As an eco-social designer and artist, Waal moves between the Netherlands and France. In Arles, southern France, she has led the artistic research at Atelier Luma for several years—an experimental design lab of the Luma Foundation. There, designers and artists work with local, renewable materials to develop creative solutions to regional issues. For example, materials used in the construction of the new art centre in Arles include crystallized salt from nearby salt flats, pigments extracted from invasive plants, and waste from sunflower agriculture—all developed through Atelier Luma.
Her work hasn’t gone unnoticed beyond Arles. On the eve of the Atelier Luma building’s grand opening, now fully renovated with bio-based materials, she was visited by two guests from Friesland: Arcadia’s Artistic Director Sjoerd Bootsma and Head of Development Dorine Schreurs. Their question: Would Henriëtte be willing to initiate a similar experimental lab in Fryslân, where designers and locals explore the landscape challenges of the future?
“The fact that they came all the way to southern France to meet me and see the lab with their own eyes showed me how aligned our ambitions are,” Waal recalls. “When you work closely with a landscape, you need to feel it—see the materials, walk the soil. Sjoerd and Dorine understood that. They didn’t just want to talk; they wanted to experience.”
designing the future of the peatlands
Henriëtte has now been working in Fryslân for over a year, leading the Veenweide Atelier (Peat Meadow Atelier). “It’s always a bit vulnerable to go public with new ideas,” she says. “They need space and time to take root. Long-term cooperation with the people in the region is crucial. Otherwise, it just snaps back into old systems. We’re trying to find new ways forward—and that requires room to grow, also politically.”
The Frisian peatlands represent one of the greatest landscape challenges in the region. This low-lying area is iconic to the Frisian identity and home to many people. But decades of drainage have caused the land to sink, disrupted the water balance, and led to high carbon emissions.
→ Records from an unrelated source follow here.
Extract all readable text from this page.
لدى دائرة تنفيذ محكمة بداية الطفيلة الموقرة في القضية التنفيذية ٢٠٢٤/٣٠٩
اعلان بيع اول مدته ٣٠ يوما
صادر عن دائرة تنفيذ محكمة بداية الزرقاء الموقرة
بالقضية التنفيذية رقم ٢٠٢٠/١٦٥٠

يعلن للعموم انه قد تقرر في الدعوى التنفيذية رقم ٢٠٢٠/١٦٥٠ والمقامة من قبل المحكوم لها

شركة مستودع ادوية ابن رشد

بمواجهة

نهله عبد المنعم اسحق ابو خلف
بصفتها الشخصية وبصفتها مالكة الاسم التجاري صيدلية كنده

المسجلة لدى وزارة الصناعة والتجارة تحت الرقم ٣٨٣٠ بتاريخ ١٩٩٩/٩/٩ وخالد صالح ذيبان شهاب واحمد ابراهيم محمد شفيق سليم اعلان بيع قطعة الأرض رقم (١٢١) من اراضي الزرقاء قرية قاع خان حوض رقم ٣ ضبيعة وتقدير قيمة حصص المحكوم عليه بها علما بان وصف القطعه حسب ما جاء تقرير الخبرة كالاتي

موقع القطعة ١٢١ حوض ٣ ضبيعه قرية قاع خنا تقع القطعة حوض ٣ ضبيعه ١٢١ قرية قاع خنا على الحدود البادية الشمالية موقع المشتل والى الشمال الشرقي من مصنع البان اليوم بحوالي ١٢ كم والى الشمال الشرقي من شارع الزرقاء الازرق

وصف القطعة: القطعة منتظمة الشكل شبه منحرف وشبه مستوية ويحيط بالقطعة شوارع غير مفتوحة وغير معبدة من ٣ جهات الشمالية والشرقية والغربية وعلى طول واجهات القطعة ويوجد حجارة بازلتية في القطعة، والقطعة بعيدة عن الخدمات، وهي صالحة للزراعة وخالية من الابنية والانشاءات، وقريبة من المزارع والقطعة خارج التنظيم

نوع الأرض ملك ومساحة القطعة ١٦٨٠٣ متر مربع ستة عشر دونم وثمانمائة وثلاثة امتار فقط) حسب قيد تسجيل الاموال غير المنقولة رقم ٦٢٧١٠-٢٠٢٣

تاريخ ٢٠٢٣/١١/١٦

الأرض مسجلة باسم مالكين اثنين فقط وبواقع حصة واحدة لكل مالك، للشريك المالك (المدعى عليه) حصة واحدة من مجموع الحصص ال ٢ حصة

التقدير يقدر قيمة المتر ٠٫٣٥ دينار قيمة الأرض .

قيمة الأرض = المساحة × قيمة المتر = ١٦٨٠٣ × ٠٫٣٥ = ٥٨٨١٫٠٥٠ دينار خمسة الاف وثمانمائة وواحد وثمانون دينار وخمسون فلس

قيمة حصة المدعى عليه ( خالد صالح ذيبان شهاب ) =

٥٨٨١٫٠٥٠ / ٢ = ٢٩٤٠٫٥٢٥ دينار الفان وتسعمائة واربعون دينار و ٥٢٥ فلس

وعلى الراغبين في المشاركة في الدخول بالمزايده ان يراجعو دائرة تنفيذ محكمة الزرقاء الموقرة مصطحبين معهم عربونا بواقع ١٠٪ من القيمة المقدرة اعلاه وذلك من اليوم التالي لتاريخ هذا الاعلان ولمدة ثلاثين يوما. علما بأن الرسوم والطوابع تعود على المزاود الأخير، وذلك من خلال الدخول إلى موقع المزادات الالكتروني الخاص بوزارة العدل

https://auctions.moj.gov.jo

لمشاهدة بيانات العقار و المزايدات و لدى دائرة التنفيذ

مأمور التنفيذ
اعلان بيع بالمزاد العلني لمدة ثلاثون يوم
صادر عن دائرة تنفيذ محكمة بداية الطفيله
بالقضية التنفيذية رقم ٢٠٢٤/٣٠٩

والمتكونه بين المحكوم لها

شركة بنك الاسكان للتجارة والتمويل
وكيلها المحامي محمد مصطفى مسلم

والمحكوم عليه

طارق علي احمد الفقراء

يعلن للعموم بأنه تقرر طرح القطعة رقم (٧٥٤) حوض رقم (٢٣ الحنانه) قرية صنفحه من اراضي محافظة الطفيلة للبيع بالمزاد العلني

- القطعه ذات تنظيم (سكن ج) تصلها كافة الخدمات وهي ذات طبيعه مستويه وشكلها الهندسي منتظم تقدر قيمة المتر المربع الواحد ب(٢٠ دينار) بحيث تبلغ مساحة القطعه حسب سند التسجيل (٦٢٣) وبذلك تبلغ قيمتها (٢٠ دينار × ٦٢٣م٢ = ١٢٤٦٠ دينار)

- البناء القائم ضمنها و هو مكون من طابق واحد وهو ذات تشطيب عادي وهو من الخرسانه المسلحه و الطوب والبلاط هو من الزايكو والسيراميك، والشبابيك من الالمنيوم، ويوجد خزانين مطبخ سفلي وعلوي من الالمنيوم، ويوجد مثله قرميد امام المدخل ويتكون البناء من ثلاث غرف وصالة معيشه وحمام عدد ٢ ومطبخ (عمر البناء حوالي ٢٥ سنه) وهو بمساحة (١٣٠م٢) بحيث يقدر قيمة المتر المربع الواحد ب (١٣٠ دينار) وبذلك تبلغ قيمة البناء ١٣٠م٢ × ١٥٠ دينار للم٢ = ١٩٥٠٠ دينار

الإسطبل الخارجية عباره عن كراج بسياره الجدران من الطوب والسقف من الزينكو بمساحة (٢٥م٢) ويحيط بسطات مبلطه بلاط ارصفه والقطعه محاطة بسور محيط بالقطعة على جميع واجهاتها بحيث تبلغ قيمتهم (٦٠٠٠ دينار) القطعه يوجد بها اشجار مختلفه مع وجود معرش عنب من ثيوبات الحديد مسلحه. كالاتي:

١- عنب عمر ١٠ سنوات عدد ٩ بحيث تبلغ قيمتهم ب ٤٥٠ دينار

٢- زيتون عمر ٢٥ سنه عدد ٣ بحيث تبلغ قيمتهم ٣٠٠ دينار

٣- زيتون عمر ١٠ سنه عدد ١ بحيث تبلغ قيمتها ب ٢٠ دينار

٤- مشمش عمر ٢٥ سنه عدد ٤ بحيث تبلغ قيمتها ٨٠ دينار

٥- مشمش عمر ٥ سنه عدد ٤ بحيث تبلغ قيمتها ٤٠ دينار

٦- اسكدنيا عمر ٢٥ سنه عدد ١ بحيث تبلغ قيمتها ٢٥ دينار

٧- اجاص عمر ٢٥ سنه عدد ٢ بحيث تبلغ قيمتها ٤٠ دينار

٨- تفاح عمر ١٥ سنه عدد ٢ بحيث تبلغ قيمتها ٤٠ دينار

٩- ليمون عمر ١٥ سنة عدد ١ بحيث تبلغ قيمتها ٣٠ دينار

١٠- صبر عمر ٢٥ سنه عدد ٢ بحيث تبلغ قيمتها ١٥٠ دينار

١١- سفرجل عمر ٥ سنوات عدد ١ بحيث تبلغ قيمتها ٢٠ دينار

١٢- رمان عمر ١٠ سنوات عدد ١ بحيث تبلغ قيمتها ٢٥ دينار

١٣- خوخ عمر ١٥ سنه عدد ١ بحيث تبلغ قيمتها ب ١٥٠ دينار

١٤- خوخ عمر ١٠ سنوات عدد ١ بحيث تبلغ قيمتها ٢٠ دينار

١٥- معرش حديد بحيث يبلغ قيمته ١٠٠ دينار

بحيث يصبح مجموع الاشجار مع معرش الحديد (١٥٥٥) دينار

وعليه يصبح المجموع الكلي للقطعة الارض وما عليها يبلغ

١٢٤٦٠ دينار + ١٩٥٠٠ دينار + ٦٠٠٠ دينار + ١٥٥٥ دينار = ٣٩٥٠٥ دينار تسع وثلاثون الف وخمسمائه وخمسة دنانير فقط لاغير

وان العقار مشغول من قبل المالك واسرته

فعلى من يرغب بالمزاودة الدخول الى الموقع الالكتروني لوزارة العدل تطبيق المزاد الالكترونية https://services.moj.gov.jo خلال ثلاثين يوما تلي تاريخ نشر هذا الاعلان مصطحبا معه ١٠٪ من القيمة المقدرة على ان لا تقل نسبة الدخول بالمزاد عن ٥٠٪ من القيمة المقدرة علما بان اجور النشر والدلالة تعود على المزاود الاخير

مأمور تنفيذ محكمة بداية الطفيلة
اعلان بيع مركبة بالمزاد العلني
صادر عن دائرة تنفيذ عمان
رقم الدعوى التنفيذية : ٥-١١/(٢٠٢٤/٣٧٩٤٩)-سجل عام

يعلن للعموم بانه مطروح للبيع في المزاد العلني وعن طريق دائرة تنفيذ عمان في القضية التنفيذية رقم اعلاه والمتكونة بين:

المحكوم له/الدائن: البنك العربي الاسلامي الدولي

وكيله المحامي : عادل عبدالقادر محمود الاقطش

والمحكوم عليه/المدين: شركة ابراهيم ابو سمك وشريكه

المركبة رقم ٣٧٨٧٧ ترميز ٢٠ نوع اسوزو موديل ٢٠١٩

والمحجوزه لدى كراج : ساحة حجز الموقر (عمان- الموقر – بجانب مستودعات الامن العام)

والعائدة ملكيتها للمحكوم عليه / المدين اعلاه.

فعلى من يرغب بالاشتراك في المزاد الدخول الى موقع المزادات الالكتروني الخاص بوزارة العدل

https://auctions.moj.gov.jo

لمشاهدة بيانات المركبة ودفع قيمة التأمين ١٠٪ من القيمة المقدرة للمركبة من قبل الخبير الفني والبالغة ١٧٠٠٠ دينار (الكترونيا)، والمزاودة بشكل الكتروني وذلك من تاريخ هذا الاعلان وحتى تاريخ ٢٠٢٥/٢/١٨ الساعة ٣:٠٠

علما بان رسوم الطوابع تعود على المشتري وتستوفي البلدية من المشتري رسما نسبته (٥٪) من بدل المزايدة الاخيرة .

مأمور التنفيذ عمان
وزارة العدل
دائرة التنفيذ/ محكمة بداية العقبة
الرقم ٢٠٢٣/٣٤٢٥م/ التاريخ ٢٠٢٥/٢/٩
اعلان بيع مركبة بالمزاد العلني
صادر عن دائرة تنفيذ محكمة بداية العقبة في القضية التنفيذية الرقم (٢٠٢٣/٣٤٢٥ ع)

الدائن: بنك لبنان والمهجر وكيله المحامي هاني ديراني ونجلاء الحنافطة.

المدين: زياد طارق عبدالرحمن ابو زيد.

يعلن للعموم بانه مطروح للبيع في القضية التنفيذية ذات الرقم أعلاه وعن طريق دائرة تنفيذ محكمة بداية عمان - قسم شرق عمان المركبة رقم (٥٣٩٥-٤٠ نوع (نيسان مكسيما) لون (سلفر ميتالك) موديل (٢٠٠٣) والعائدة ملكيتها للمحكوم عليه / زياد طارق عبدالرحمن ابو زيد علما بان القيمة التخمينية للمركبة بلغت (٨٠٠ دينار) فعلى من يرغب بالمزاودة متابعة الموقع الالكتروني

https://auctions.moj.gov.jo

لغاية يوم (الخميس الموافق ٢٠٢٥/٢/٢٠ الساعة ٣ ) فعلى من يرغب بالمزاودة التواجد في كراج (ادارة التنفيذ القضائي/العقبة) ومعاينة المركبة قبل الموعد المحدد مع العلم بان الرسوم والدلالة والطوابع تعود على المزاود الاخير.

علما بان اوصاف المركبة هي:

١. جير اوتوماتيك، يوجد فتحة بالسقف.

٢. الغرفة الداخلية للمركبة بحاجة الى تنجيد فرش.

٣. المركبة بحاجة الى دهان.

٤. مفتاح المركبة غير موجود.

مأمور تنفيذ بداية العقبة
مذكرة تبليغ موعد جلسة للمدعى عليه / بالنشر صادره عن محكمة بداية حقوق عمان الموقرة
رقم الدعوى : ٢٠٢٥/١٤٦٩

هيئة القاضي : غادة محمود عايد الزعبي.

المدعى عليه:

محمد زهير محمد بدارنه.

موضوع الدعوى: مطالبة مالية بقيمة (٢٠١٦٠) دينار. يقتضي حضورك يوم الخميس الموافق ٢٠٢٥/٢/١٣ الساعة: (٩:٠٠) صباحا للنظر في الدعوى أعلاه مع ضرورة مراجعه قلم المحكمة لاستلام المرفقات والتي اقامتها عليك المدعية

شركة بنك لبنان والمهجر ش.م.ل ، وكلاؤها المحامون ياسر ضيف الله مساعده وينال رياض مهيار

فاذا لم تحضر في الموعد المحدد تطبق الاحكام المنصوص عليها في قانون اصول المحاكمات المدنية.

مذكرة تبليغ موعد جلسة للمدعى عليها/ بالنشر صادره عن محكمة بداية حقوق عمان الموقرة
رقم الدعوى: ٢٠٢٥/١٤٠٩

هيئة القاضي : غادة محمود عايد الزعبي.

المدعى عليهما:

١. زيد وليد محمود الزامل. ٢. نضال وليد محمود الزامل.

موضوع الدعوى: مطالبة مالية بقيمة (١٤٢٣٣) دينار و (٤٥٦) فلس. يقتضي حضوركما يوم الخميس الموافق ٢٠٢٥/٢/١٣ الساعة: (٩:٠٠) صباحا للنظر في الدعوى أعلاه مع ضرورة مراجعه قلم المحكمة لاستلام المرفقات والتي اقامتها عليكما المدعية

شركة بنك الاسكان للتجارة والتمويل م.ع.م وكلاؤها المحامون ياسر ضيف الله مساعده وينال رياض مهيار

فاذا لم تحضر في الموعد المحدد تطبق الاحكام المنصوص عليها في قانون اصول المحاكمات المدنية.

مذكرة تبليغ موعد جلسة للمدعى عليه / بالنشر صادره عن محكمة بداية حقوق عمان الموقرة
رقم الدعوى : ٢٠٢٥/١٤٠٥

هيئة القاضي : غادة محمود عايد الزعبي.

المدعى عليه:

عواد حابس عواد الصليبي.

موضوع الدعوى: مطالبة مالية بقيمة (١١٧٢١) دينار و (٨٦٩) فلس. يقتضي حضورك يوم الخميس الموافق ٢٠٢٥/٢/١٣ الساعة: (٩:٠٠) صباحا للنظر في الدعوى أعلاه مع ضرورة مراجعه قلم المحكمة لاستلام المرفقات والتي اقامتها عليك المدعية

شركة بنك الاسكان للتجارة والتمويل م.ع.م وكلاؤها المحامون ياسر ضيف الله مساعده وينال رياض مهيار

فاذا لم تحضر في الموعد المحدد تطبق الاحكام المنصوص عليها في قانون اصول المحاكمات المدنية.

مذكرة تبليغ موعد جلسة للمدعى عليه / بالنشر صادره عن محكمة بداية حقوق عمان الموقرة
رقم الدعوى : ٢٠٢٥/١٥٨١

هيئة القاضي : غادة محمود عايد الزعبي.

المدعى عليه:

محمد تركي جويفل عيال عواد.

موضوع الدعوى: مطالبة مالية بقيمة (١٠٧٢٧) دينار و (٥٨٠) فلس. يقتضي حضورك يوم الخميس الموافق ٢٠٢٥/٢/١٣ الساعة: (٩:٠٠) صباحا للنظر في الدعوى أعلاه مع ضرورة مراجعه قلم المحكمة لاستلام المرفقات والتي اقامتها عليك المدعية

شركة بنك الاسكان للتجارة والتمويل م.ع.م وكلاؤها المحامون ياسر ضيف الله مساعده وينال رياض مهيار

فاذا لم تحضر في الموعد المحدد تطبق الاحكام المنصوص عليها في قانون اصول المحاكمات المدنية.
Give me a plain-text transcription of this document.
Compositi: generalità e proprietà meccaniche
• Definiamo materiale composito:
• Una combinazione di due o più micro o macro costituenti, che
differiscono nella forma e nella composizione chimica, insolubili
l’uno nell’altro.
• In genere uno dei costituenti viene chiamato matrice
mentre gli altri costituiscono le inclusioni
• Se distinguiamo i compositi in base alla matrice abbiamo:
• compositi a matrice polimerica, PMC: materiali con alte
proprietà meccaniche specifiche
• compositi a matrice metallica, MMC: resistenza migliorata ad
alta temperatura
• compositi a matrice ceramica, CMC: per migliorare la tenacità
Over the past year, the Veenweide Atelier has launched four eco-social design trajectories in collaboration with local farmers, ecologists, policy makers, and soil scientists. At the heart of this work is collectivity: designing in connection with people, place, and nature. When disciplines cross paths, and outside perspectives are welcomed in, fresh and holistic ideas begin to emerge.
nine tasks for transformation
Every design project in the Atelier must address at least some of the region’s major transition challenges. These have been summarised into a “homework list” of nine urgent themes: peat, water, pollution, biodiversity, energy transition, new economies, heritage, housing, and foundations.
“The peat meadow is a region in crisis,” says Henriëtte. “But that’s also where the potential lies. If everything still works perfectly, there’s little need for change. Crisis areas are the best places for innovation.”
imagining new futures
The hope is that the Veenweide Atelier will grow into a permanent design lab—a place of research and imagination. A space where designers use their ability to navigate uncertainty, imagine alternatives, and make with purpose. And where collaboration across residents, governments, researchers, farmers, entrepreneurs, and artists leads to entirely new relationships with the land.
Imagine, for instance, a farmer inspired to grow plants that not only absorb CO₂ but can also be used for climate-friendly construction. Or seeing, firsthand, that using bacteria grown on waste streams to dye textiles really does work.
Henriëtte: “When you can experience something on a small scale, it becomes easier to imagine it on a large one. The Peat Meadow Atelier wants to create space for hopeful futures.”